Et la vie s’en va comme une rose

 

(05/02/2013) "Aujourd’hui maman est morte. Ou peut-être hier, je ne sais pas. " Je referme le roman de Camus, L’Etranger, duquel je m’inspire pour commencer ma propre histoire. Aujourd’hui ma grand-mère est morte, aujourd’hui le 7 janvier 2013. Non, je ne m’amuserai pas à vous raconter l’accident qui a conduit à son décès ; je n’écrirai pas à propos de la voiture qui l’a frappée et l’a laissée une heure, saignante au bord de la route, sous la pluie, à 6 heures du matin.

Si vous et moi sommes aujourd’hui choqués par la manière et le nombre de décès suite aux accidents routiers, les routes se sont, quant à elles, habituées à assister à ces scènes tragiques qui se multiplient de jour en jour. Maintes sont les questions qui nous traversent l’esprit à chaque nouveau drame qui tombe, et nous voilà en train de rejeter la faute par ci et par là. C’est le feu vert, le feu rouge ou encore le feu jaune qui ne fonctionne pas. C’est l’alcool, la cigarette, le téléphone… C’est tout ce qui nous tombe sous la main mais ce n’est jamais une personne en particulier, jamais.

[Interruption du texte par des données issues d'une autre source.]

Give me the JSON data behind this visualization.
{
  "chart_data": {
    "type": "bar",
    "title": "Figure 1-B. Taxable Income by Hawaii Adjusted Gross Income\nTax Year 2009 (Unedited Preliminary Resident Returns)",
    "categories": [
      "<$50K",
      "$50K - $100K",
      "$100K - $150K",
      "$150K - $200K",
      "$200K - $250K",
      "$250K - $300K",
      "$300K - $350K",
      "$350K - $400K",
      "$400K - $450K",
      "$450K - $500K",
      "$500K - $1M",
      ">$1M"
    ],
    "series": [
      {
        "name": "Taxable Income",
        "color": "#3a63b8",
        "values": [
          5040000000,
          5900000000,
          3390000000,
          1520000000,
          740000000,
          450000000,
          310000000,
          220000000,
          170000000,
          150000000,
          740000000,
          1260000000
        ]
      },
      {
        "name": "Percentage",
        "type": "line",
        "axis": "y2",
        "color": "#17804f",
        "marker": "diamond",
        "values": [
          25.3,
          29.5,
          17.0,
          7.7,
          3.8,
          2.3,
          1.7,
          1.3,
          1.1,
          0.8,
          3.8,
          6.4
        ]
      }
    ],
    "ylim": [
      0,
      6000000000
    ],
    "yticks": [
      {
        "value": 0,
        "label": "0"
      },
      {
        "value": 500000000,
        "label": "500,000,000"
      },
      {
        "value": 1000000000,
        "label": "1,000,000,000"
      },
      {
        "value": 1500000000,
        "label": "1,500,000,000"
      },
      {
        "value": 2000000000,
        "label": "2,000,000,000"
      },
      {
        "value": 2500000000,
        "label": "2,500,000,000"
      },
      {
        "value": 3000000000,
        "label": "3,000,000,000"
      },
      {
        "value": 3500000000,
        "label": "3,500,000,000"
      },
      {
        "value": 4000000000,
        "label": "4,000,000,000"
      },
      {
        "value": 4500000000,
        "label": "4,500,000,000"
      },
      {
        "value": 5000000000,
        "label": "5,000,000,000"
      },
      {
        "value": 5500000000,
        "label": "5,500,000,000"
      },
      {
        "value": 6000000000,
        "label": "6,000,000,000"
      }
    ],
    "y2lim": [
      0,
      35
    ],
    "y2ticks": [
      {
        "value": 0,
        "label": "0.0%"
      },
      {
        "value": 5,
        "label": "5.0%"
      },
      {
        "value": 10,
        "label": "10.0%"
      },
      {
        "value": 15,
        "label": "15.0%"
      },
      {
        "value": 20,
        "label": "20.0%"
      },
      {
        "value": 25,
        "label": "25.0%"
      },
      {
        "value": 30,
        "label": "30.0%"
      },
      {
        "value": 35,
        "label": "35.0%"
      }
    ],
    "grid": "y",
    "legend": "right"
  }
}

Révoltée par cette situation routière qui ne cesse de s’aggraver et par la passivité du monde qui s’habitue de plus en plus aux histoires de meurtre au volant, je décide de sillonner ces rues assassines à la recherche d’une réponse à de nombreuses questions. C’est là où je comprends finalement que c’est Pierre-Jean Vaillard, écrivain français, qui avait toujours raison : "S’il y a tant d’accidents sur les routes, c’est parce que nous avons des voitures de demain, conduites par des hommes d’aujourd’hui, sur des routes d’hier. " Je continue à rouler au bord de mon véhicule sur ces chemins d’enfer, tous noirs en deuils sur leurs victimes. Entre deux fossés évités et des instants interminables passés dans les embouteillages de la ville, j’essaie d’imaginer les adieux qui ont eu lieu aux bords de chaque route. "Fais attention en conduisant", lui disait sa mère. "Ne bois pas trop, tu as le chemin de retour à faire", lui conseillait son père. Lui, chaque individu s’étant sacrifié au nom de la vitesse et de l’imprudence. Et quoi de plus terrible que d’apprendre que la plupart des décédés suite aux accidents de voitures n’ont pas encore dépassé les 30 ans ! Des jeunes qui avaient tout à apprendre encore ; de jeunes architectes, hommes de lettres, médecins, metteurs en scène ou encore avocats sur qui le pays comptait en vue d’un avenir meilleur. Elle, n’a pas bouclé sa ceinture de sécurité par peur de laisser des traces sur sa belle robe toute neuve. Lui s’est pris pour Jack Sparrow au bord de son navire avec sa musique à fond pour mieux entrer dans l’ambiance. Eux viennent tout juste de quitter leur club branché après un bain d’alcool. Et cette pauvre dame qui rentrait se coucher après une longue journée, n’a pas fait attention en traversant la rue et s’est finalement retrouvée endormie plus tôt que prévu… à jamais.

Franchement dites-moi, comment ne pas être bouleversé par tous ces récits dramatiques, bien réels pourtant ! Comment ne pas penser à toutes ces mères, ces pères, ces frères, ces sœurs, ces amis ou même ces amoureux qui se retrouvent séparés subitement à cause d’un simple véhicule ! Aveuglés de vitesse et de bêtises (je suis bien gentille encore), nous faisons de nos routes des parcours à sens unique, des chemins d’aller sans retour. Et ces pauvres campagnes et associations ont beau tout faire, nous prévenir à longueur de journée ; comme si de rien n’était. Nous sommes assez matures pour réfléchir de nous même et pour creuser de nos propres mains notre futur terrier.

À l’aube ou à l’aurore, à midi ou à minuit, elle arrive juste à temps, nous déshabille de ce corps qui ne nous appartient plus, nous berce dans ses bras, bien heureuse de faire notre connaissance. Elle nous emmène loin, très loin de ce monde de vivants qui n’est plus le notre. Et ce n’est qu’à ce moment-là, emportés par Dame Mort, que nous revoyons cette phrase lue un jour par hasard, quelque part : "mieux vaut arriver vingt minutes en retard dans ce monde, que deux minutes en avance dans l’autre. "

À toi qui as été victime d’un de ces malades au volant, je te dédie mon article. Repose en paix ma belle Rose.